Repeat surveys are also shot using wide-azimuth methodology, and Foster said this is nothing new — ocean-bottom cable surveys have routinely been acquired wide-azimuth for years. This has paid enormous dividends.

“For the right places, we’re getting wide-azimuth data that’s high-quality and enables us to make breakthroughs in imaging, not only in exploration but in production areas as well,” he said. “I think that’s a really captivating message.”

The main question at Valhall is how the frequent data will affect longer term reservoir management and ultimate recovery. “That’s the one we know the least about, even after a few years,” Foster said. “It’s on a longer time frame. But there are definitely observations that are coming out of the frequent 4-D that hold a lot of promise for calibrating the reservoir simulation models that will benefit reservoir management, hopefully leading to better forward prediction and management strategies.”

He added that the start-up of the waterflood was delayed, so the company is just now getting initial indications as to how well the seismic data is monitoring the process.

Remarkably, despite the newness of the technology, there were very few problems with Valhall. Foster said that the equipment was live when it was installed, meaning that problems could be detected and mitigated immediately. “Given the fact that it was the first one, it went extremely well,” he said. “BP Norway were doing a lot of firsts all at once with the project, so I think the fact that operationally it went as well as it did means it’s a big success.”

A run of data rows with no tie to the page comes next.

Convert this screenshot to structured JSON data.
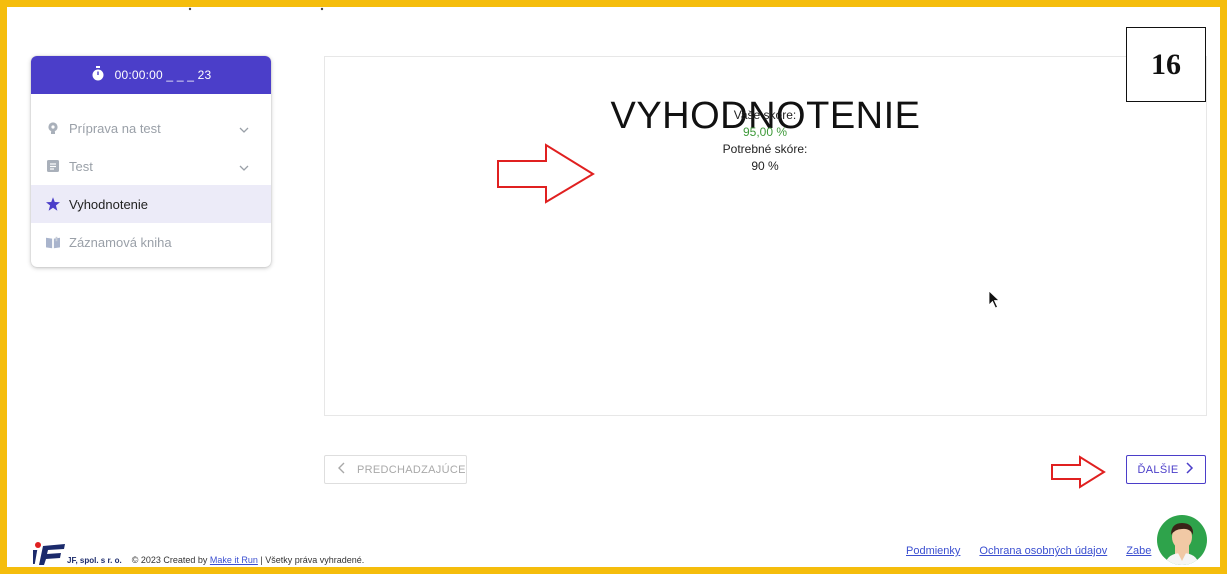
{
  "sidebar": {
    "timer": "00:00:00 _ _ _ 23",
    "items": [
      {
        "label": "Príprava na test",
        "icon": "lightbulb-icon",
        "expandable": true
      },
      {
        "label": "Test",
        "icon": "document-icon",
        "expandable": true
      },
      {
        "label": "Vyhodnotenie",
        "icon": "star-icon",
        "active": true
      },
      {
        "label": "Záznamová kniha",
        "icon": "book-icon"
      }
    ]
  },
  "main": {
    "title": "VYHODNOTENIE",
    "score_label": "Vaše skóre:",
    "score_value": "95,00 %",
    "required_label": "Potrebné skóre:",
    "required_value": "90 %"
  },
  "badge": "16",
  "nav": {
    "prev_label": "PREDCHADZAJÚCE",
    "next_label": "ĎALŠIE"
  },
  "footer": {
    "logo_text": "JF, spol. s r. o.",
    "copyright_prefix": "© 2023 Created by ",
    "copyright_link": "Make it Run",
    "copyright_suffix": " | Všetky práva vyhradené.",
    "links": [
      "Podmienky",
      "Ochrana osobných údajov",
      "Zabe"
    ],
    "link_tail": "e"
  },
  "colors": {
    "accent": "#4b3ec9",
    "frame": "#f5bd0c",
    "score_green": "#3f9a3a",
    "annotation_red": "#e02020"
  }
}
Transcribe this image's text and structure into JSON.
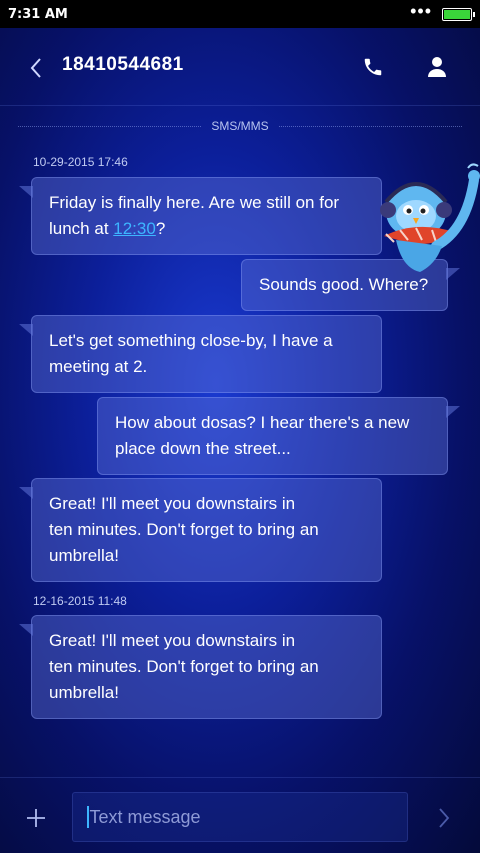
{
  "status": {
    "time": "7:31 AM",
    "battery_level": 1.0,
    "battery_color": "#3ad43a"
  },
  "header": {
    "contact": "18410544681",
    "icons": [
      "back-arrow-icon",
      "phone-icon",
      "person-icon"
    ]
  },
  "thread": {
    "channel_label": "SMS/MMS",
    "timestamps": [
      "10-29-2015 17:46",
      "12-16-2015 11:48"
    ],
    "messages": [
      {
        "direction": "in",
        "pre": "Friday is finally here. Are we still on for lunch at ",
        "link": "12:30",
        "post": "?"
      },
      {
        "direction": "out",
        "text": "Sounds good. Where?"
      },
      {
        "direction": "in",
        "text": "Let's get something close-by, I have a meeting at 2."
      },
      {
        "direction": "out",
        "text": "How about dosas? I hear there's a new place down the street..."
      },
      {
        "direction": "in",
        "line1": "Great! I'll meet you downstairs in",
        "line2": "ten minutes. Don't forget to bring an",
        "line3": "umbrella!"
      },
      {
        "direction": "in",
        "line1": "Great! I'll meet you downstairs in",
        "line2": "ten minutes. Don't forget to bring an",
        "line3": "umbrella!"
      }
    ]
  },
  "composer": {
    "placeholder": "Text message",
    "icons": [
      "plus-icon",
      "send-chevron-icon"
    ]
  },
  "colors": {
    "link": "#3db5ff",
    "accent_bg": "#0c1f9a"
  }
}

He added that up to 98% of the 10,000 receivers are still operational in the five years they’ve been in the ground, and the small amount of remedial work required was straightforward.

Valhall has been an education for BP, Foster said. “Life-of-Field Seismic is not ‘seismic as we know it,’” he said. “It’s part of an installation; it’s not a turn-key survey.

“The whole methodology is immature. We have faced installation issues when we’ve applied it in other places. It’s not a commodity yet. It requires bespoke installations everywhere we do it.”

But there are also major benefits. The frequency of the surveys has resulted in a processing and interpretation workflow that is well-understood. “Once you’ve got a workflow, you just crank the handle every time, and everybody gets the basic products within a very short period of time — typically days.”

Overall, he said, the most obvious success of Valhall is the fact that BP has since done two more installations and has plans for more. “That’s telling its own story,” he said. “We didn’t stop after Foinaven, and we didn’t stop after Valhall.”

Other installations

Since Valhall, BP has installed ocean-bottom cable instrumentation on part of the Clair field West of Shetlands in 2006 and on part of the Azeri-Chirag-Gunashli (ACG) field in the Caspian Sea in 2007, both as pilots for potentially larger installations. The ACG field system is unique in that, while the recording equipment is installed on the platform as for Valhall and Clair, the cables are movable and are deployed periodically around the fields as required, rather than being permanently entrenched in the seafloor.

Each field has its challenges. Clair has a hard, rocky seafloor, making it tougher to trench-in the cables. Ironically, the hard seabed is also the main cause of the poor-quality towed-streamer seismic that makes ocean-bottom data more favorable.

“It’s not the best 4-D territory for the rock response, nor is it the easiest territory for seismic acquisition,” he said. “The bold move was to say, right, with the high-quality trenched seabed cable system that we’ve got, we have a really good chance of seeing a 4-D response. It’s beyond the normal range of streamer capability to be able to see this.”

The ACG field is also expected to benefit from the multicomponent aspect of the seismic due to the presence of shallow gas and mud volcanoes.

Overall, the concept is showing immense promise. “With the first three BP systems installed and initial data still coming in, it is still relatively early days for this bold new technology. Hopefully, within a few years we’ll see other operators putting permanent OBC seismic in too,” Foster said. “And that’s to our benefit as well.”